Targeted DamID (TaDa)
Targeted DamID (TaDa) (Southall, et al., 2013) enables cell-type specific profiling of DNA-binding proteins with fine spatial and temporal resolution. TaDa is based on DamID (van Steensel and Henikoff, 2000), a technique which takes advantage of the lack of significant adenine methylation in eukaryotes. By fusing a bacterial DNA adenine methylase (Dam) to any protein of interest, only the regions bound by the protein will be methylated at the sequence GATC. Methylated GATC fragments are then selectively amplified via methylation-sensitive digestion and ligation-mediated PCR. By sequencing these fragments, the binding profile of the protein of interest can be obtained.

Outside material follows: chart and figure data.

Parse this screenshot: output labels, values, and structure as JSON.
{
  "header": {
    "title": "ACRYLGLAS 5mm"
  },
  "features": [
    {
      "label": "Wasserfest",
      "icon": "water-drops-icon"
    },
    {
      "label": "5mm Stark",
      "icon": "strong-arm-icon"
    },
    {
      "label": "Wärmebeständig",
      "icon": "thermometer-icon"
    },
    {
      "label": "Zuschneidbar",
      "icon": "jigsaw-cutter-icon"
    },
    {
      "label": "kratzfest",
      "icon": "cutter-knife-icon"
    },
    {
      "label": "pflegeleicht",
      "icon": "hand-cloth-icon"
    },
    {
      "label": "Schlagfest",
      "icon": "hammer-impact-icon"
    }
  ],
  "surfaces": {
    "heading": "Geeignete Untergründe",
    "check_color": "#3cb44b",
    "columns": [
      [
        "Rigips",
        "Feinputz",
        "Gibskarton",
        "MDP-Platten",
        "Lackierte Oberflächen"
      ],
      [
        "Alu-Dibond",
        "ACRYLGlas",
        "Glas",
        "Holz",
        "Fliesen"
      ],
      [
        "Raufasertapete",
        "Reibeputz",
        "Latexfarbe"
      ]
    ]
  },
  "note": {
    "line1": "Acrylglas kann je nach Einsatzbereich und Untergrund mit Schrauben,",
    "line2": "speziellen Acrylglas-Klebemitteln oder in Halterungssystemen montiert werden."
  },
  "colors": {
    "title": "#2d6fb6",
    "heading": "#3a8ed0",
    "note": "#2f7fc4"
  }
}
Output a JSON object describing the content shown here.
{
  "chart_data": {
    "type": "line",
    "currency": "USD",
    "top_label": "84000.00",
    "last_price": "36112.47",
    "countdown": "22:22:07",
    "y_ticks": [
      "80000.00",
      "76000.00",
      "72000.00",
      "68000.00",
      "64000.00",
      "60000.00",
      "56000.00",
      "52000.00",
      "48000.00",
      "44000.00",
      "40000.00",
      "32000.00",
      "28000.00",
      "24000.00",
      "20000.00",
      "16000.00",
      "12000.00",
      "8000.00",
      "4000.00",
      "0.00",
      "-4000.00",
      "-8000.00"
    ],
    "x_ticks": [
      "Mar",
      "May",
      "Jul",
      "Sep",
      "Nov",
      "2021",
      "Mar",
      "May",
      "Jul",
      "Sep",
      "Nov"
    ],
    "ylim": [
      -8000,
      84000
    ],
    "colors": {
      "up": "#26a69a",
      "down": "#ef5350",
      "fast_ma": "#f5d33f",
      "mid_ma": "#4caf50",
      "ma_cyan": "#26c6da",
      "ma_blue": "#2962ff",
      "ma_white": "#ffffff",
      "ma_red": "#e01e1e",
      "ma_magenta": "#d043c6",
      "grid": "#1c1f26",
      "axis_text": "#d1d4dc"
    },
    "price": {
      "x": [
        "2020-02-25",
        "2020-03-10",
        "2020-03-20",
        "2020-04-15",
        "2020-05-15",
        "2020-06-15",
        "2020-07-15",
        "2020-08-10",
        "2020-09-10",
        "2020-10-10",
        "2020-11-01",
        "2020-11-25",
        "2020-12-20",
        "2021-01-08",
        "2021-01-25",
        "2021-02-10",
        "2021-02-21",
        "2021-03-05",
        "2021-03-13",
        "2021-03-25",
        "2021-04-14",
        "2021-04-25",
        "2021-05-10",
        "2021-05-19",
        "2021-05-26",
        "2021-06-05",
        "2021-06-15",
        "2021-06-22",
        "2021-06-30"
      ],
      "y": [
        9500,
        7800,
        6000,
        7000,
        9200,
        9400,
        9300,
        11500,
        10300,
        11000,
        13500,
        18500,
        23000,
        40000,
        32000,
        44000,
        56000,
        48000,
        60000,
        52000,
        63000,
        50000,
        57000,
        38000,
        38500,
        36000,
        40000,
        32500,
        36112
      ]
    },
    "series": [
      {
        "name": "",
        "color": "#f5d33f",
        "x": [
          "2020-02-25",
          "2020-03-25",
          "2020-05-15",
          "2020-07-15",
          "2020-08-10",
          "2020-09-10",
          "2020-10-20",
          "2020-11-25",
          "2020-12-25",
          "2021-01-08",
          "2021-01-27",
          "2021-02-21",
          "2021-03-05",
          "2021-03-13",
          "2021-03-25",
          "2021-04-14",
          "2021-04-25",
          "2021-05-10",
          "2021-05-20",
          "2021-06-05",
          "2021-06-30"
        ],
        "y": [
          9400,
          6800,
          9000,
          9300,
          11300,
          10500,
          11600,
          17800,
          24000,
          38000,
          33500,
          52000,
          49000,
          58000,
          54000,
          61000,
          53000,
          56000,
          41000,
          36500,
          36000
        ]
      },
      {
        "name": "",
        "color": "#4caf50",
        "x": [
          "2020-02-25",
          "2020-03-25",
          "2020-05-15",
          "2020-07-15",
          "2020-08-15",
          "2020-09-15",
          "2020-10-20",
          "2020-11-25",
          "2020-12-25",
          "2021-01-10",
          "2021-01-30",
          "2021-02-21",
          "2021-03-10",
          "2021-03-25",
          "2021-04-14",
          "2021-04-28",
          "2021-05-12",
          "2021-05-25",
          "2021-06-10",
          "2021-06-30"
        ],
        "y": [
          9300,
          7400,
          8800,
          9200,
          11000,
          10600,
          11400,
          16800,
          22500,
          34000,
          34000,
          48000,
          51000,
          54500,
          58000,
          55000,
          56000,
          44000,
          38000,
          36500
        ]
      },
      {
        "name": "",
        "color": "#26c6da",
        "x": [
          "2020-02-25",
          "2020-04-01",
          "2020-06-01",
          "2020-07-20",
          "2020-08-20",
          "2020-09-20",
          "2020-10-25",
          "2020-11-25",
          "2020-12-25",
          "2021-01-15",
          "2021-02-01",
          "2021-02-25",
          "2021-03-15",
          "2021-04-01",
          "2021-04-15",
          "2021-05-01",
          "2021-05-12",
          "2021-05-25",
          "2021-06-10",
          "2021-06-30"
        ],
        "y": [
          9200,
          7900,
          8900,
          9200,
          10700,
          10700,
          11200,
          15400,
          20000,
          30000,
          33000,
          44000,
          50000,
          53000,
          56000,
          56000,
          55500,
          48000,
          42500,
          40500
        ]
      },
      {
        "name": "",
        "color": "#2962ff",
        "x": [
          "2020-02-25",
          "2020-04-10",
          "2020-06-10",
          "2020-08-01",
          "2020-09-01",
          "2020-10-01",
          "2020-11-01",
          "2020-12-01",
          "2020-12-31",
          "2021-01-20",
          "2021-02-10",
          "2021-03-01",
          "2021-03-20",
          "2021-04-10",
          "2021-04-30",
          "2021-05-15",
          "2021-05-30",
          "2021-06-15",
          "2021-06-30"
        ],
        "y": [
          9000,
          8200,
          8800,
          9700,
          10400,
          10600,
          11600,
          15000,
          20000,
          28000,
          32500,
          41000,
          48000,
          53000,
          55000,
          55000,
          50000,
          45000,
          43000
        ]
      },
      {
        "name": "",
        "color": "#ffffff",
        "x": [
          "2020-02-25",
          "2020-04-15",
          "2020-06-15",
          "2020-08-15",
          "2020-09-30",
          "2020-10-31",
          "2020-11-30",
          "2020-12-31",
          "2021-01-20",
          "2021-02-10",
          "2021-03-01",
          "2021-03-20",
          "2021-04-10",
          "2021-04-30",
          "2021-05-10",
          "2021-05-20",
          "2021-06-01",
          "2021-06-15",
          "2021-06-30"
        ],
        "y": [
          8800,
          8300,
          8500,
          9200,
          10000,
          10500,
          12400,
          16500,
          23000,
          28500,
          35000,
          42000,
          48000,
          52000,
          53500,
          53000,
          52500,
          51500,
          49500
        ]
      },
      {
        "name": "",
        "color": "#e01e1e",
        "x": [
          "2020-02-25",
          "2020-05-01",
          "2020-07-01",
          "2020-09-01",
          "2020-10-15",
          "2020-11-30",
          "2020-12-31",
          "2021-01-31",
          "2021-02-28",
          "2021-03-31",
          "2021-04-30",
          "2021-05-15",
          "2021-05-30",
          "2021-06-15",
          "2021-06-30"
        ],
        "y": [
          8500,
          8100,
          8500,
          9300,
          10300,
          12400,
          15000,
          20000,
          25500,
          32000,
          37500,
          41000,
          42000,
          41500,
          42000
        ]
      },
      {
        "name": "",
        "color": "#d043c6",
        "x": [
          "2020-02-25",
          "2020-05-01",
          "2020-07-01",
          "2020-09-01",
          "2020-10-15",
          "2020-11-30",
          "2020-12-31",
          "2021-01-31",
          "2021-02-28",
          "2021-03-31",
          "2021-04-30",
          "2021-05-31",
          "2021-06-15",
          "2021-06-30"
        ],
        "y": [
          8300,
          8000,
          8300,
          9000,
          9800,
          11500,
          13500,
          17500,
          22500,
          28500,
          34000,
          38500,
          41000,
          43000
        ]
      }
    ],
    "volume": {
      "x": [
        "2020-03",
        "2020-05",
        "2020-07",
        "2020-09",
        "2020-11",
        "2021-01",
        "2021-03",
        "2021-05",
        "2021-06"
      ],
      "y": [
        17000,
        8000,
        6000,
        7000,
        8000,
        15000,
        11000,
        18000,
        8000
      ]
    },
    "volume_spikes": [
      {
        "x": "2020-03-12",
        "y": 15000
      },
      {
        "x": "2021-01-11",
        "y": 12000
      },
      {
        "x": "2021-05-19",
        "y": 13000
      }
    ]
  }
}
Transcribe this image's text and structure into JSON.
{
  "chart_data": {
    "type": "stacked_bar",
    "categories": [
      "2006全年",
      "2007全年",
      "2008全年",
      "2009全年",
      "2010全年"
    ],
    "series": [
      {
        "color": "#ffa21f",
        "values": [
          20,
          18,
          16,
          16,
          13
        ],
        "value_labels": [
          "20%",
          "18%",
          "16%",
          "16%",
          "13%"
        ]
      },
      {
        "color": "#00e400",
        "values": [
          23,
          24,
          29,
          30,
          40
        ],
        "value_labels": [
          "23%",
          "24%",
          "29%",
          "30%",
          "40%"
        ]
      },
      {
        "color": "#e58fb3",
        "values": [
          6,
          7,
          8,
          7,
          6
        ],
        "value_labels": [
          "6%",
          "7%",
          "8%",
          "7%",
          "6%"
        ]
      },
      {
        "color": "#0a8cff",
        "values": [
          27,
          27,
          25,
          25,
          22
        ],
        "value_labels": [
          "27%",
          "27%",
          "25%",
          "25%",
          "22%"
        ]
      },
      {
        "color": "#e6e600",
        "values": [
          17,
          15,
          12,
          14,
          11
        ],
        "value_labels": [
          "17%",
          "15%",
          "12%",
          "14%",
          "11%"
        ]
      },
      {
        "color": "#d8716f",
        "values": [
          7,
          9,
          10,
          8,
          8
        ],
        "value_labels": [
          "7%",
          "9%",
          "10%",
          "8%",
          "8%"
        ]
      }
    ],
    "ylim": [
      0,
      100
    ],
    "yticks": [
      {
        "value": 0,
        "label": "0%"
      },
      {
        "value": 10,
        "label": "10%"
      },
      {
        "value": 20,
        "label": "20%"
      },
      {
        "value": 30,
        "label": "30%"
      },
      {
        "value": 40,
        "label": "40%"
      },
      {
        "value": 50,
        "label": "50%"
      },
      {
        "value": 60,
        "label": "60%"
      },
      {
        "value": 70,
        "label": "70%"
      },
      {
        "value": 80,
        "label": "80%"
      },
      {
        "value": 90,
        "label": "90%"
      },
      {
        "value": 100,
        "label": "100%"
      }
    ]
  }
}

TaDa combines DamID with the GAL4 system in Drosophila, allowing Dam-fusion proteins to be expressed only in specific cell-types at precise temporal windows. TaDa is simple, robust, sensitive and highly reproducible, and works over a wide variety of different cell types and conditions. A further advantage of TaDa is that Dam-fusion proteins are expressed at almost undetectable levels such that cell fate remains unaffected.
(Note: this protocol now uses Zymo and Machery-Nagel kits. The old protocol using Qiagen kits is still available; Qiagen kits work perfectly well, but are more costly.)
Our current lab protocol for TaDa (version 2017-Oct-09). This protocol is based on published work in Southall et al., Dev cell, 2013; Marshall and Brand, Bioinformatics, 2015; Marshall et al., Nature Protocols, 2016.
The protocol is regularly updated, so please check for updates.
TaDa base vector sequence
The pUAST-attB-LT3-Dam vector sequence is freely available through GenBank.
Some notes on data representation
DamID datasets are somewhat different to ChIP datasets. In general, we recommend that data is presented:
- As a log2(Dam-fusion/Dam) ratio
- At GATC fragment resolution
- Without obscuring or removing negative peaks (unbelievably, people actually do this)
If datasets are compared between different cell types (and/or different conditions), scaling of the data (by dividing each dataset by its standard deviation) is appropriate before comparison. In general, it’s worth noting that DamID data is at most semi-quantitative.